なお、日本近海で釣れるカレイや食用目的で漁獲されているカレイの大きさは50cm〜70cmくらいですが、海外には2〜3mまで成長したカレイがたくさん生息しています。

寿命

あまりイメージがないと思いますが、実はカレイはなかなか長寿な魚です。

日本近海に生息するカレイの平均的な寿命は13〜15年となりますが、海外では40年〜50年ほど生きたカレイが確認されています。

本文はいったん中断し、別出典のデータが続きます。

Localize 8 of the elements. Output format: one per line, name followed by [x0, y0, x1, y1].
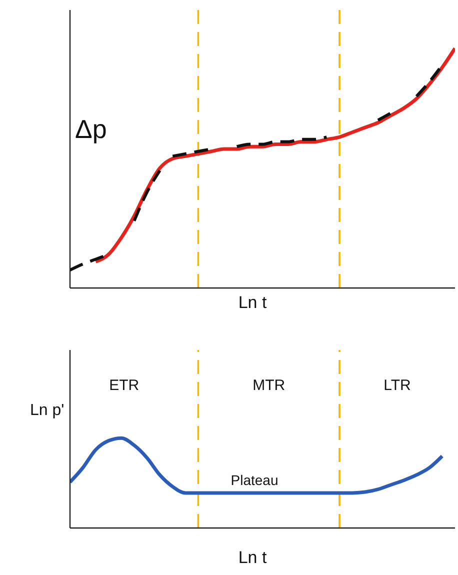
- x-axis-title: Ln t: [238, 548, 267, 567]
- text: LTR: [384, 377, 412, 394]
- text: MTR: [252, 377, 286, 394]
- annotation: Plateau: [230, 472, 278, 488]
- y-axis-title: Δp: [75, 114, 107, 144]
- text: ETR: [109, 377, 140, 394]
- y-axis-title: Ln p': [30, 402, 64, 419]
- x-axis-title: Ln t: [238, 293, 267, 312]
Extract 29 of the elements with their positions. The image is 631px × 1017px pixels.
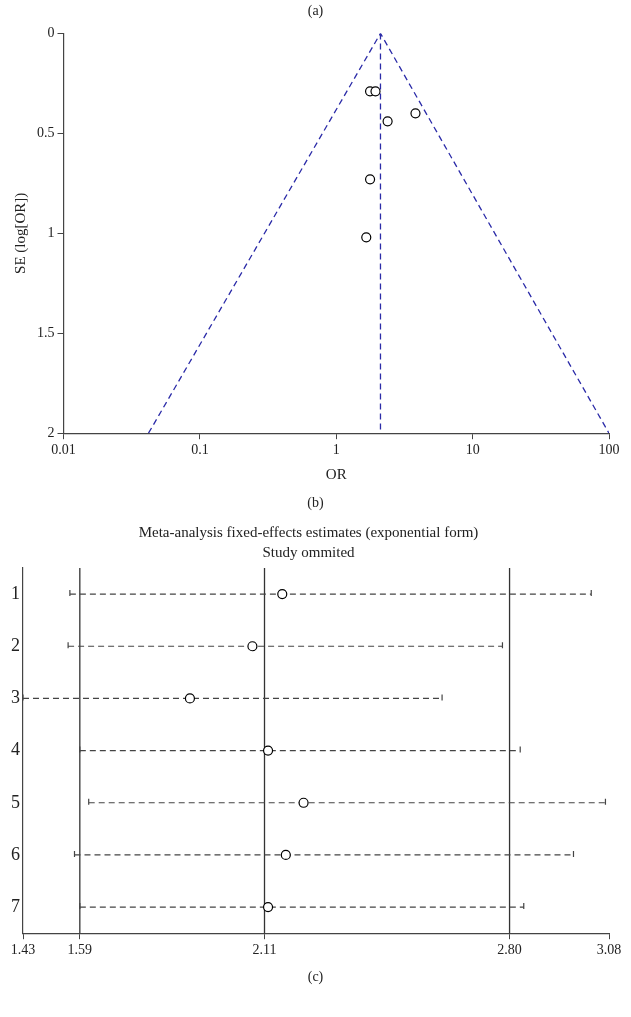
x-tick-label: 2.11	[252, 942, 277, 958]
chart-title: Meta-analysis fixed-effects estimates (exponential form)	[138, 523, 479, 541]
y-tick-label: 2	[11, 634, 20, 655]
y-tick-label: 0.5	[37, 125, 55, 141]
x-tick-label: 2.80	[497, 942, 522, 958]
x-tick-label: 1.59	[67, 942, 93, 958]
x-tick-label: 0.01	[51, 442, 76, 458]
y-tick-label: 4	[11, 739, 20, 760]
y-tick-label: 2	[47, 424, 55, 440]
text: (c)	[306, 968, 325, 986]
x-tick-label: 100	[598, 442, 620, 458]
x-tick-label: 0.1	[191, 442, 209, 458]
y-tick-label: 6	[11, 843, 20, 864]
x-axis-title: OR	[325, 465, 347, 482]
y-tick-label: 3	[11, 687, 20, 708]
y-tick-label: 7	[11, 895, 20, 916]
y-tick-label: 5	[11, 791, 20, 812]
text: (b)	[306, 494, 325, 512]
y-tick-label: 1	[11, 582, 20, 603]
x-tick-label: 3.08	[596, 942, 622, 958]
y-axis-title: SE (log[OR])	[11, 192, 29, 274]
text: (a)	[306, 2, 325, 20]
y-tick-label: 1.5	[37, 324, 55, 340]
y-tick-label: 1	[47, 224, 55, 240]
y-tick-label: 0	[47, 25, 55, 41]
chart-subtitle: Study ommited	[262, 543, 356, 560]
x-tick-label: 10	[465, 442, 480, 458]
x-tick-label: 1.43	[10, 942, 36, 958]
x-tick-label: 1	[332, 442, 340, 458]
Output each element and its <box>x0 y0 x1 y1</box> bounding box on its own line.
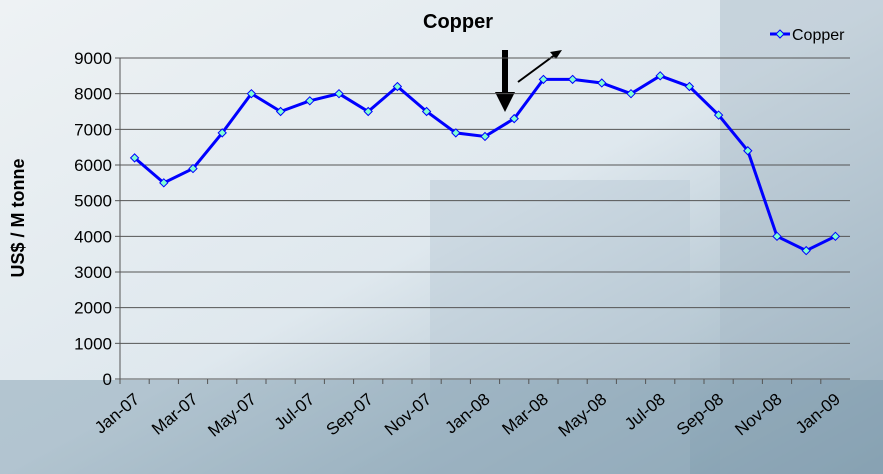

ちなみにカレイより遥かに大きいマグロやチョウザメでも寿命は15年〜20年くらいなので、身体の大きさから考えるとカレイの寿命はかなり特殊と言えそうです。

カレイとヒラメの違い

カレイと似た魚としてヒラメの名前がよく挙げられます。

そんな2つの魚にどういった違いがあるのかを簡単にまとめてみました。

〇カレイ
・身体の「右側」に2つの目が並んでいる
・動きが遅いため筋肉量が少ない
・身の引き締まりが甘いため「焼き魚」や「煮魚」向き
・底生性の小動物を食べるため口が小さい
・一般的に市場価値がヒラメよりも安い

〇ヒラメ
・身体の「左側」に2つの目が並んでいる
・動きが素早く筋肉質な身体となっている
・身が引き締まっているため「刺身」向き
・動いている魚を食べるため口が大きく歯も鋭い
・一般的に市場価値がカレイより高い

こちらがカレイとヒラメの主な違いです。

見た目としては「目が右側にあり、口が小さいのがカレイ」で「目が左側にあり、鋭い歯を持っているのがヒラメ」と区別できます。

カレイの美味しい食べ方

カレイはほぼ全ての種類が食用として使えます。

美味しい食べ方としては、やはり新鮮なものを「刺身」で食べるのがベストです。

ただし、刺身で食べられるカレイは手に入りにくいため、ほとんどの場合は「煮魚」にします。

ちなみにカレイの煮付けというと、だいたいどの地方でも昔から甘辛く濃い目の味付けになっていますが、これはカレイの臭みを抑えるための工夫だったのではないかと考えられます。

また、一夜干しなど「干物」にするのもカレイの食べ方としてはポピュラーです。

そのほか唐揚げやフライの具材にもカレイは適しています。

まとめ

日本人にとって親しみのある魚のひとつ「カレイ」に関する情報をご紹介してきました。

ご覧いただいた通り、カレイにはとても多くの種類が存在します。

種類によって味や市場価値が大きく変わるところはカレイならではの特徴と言えるでしょう。

これからカレイを買ったり食べたりするときには、ぜひどの種類が使われているのかをチェックしてみてください。